生物においても深場の環境下に適応している魚やその他の生物が数多く生息していて、鮮やかで独創的な色彩を持つものも見ることができます。

桜島錦江湾での水深40m

ディープダイビングの危険性

当たり前ですが、水深が深いがゆえに簡単に水面まで上がることができません。トラブルが起こっても水中で対処することができることが必要になります。

あとは水圧の問題です。水深は10mごとに大気圧に1気圧ずつ加算されていきますので、水深40mでは5気圧になるので、ダイバー呼吸するガスも地上の5倍の密度となっているため、地上にいる時よりも体内にガスが溶け込みやすくなります。

減圧症の観点から、滞在時間を考慮して計画を立てる必要があります。

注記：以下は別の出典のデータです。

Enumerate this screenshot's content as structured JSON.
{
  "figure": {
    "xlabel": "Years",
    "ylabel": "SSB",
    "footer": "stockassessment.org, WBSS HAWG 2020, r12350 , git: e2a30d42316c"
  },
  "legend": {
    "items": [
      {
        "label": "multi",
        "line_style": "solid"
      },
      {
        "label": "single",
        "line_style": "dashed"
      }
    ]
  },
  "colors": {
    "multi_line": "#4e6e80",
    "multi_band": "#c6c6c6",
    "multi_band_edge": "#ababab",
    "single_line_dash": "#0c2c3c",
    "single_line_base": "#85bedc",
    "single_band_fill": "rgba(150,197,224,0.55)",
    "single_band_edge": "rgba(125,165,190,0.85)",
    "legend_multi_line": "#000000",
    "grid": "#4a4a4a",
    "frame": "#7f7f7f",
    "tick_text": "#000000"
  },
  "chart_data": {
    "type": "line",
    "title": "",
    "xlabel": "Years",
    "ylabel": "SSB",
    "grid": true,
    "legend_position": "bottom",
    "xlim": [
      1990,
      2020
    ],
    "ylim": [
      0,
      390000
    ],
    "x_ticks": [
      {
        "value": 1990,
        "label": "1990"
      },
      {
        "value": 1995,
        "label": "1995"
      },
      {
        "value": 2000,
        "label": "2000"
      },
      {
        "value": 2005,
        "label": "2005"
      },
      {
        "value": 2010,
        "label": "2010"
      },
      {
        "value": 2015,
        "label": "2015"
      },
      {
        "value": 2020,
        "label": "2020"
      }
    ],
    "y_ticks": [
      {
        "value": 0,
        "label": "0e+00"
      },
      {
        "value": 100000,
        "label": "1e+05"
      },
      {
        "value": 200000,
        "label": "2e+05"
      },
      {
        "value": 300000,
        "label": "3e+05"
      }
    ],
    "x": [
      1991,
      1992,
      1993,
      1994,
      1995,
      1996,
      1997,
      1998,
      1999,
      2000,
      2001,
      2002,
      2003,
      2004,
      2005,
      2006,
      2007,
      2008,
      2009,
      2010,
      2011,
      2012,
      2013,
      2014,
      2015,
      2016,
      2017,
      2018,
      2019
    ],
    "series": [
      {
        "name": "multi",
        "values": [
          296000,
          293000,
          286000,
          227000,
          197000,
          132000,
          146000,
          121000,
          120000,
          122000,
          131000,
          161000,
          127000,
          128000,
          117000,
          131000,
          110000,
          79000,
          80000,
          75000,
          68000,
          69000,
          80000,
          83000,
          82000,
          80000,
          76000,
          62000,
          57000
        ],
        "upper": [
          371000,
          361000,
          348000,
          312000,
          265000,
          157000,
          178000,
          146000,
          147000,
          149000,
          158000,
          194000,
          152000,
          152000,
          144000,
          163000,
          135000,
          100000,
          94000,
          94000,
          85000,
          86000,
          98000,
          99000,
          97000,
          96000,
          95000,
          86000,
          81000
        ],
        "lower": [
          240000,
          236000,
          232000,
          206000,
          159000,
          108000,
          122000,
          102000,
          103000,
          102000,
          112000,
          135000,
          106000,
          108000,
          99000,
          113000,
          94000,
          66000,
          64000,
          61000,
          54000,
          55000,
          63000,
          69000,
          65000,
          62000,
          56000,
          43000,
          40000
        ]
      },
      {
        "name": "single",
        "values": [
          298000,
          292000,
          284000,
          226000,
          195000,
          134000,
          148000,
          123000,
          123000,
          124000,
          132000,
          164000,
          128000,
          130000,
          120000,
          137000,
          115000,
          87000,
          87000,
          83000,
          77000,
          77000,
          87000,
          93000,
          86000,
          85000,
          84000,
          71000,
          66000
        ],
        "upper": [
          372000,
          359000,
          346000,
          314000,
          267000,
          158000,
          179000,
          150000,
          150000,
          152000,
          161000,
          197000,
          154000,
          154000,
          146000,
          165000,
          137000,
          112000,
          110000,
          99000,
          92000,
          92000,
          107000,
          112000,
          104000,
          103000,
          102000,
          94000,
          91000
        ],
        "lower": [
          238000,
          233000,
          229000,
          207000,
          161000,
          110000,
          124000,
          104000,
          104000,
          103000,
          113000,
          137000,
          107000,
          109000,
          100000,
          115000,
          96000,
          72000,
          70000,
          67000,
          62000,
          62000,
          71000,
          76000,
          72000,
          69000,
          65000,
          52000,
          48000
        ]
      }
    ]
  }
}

浮上スピードにも注意が必要です。

ディープダイビング中の姿勢変化

密度の影響で呼吸抵抗も大きくなります。(自覚できるかは除いて)ガスの分子同士が近い為生じる問題です。いつもより増してゆっくりとした呼吸でなければ正しくガス交換を行うことができません。正しくない呼吸は、頭痛、吐き気、息苦しさ、疲労感を伴い快適ではありません。

もちろんガス消費にも大きく影響します。水面で60分間呼吸できるガス量も水深20m下では20分となり、40m下では12分となってしまいます。

緊急減圧シミュレーションの講習

気体の密度が高まると空気に含まれる気体で主に窒素が人体に影響し(他のガスにもあり)麻酔作用(ガス昏睡)を及ぼします。集中力や判断力、思考力の低下が起こります。作用は水深が深くなるにつれ増加しますが、人によって自覚できる水深は異なります。

浮力の変化が大きくなり、補助浮力器具(BCD,ドライスーツ等)の故障で浮力が失われた際は簡単な潜降、浮上が困難になったりします。
日本ではスチールシリンダーでメタリコン塗装を施していることが多く、かなりの水中での重量になるので浮力体の故障時には注意が必要です。

水中では色の吸収により色彩が失われるため、水中ライトがないと暗くて視認性が劇的に低下します。

まだまだ沢山ありますがひとまずこれぐらいにしときましょう。

ディープ水域でのバディダイビング

ディープダイビングを安全に楽しむためには

もちろん浅い水深での楽しみはありますし、深い水深ならではの楽しみ方もそれぞれあります。魅力はそれぞれですので目的に応じて、リスクを無視せず、必要な技術や知識を時間をかけて学んだり、インストラクターと一緒に経験してみてはいかがでしょうか?自信を持って潜れるようになったら、素晴らしい経験や体験がディープダイビングにはたくさんあると思います。ダイビングを継続して、未知なる世界に行ってみましょう!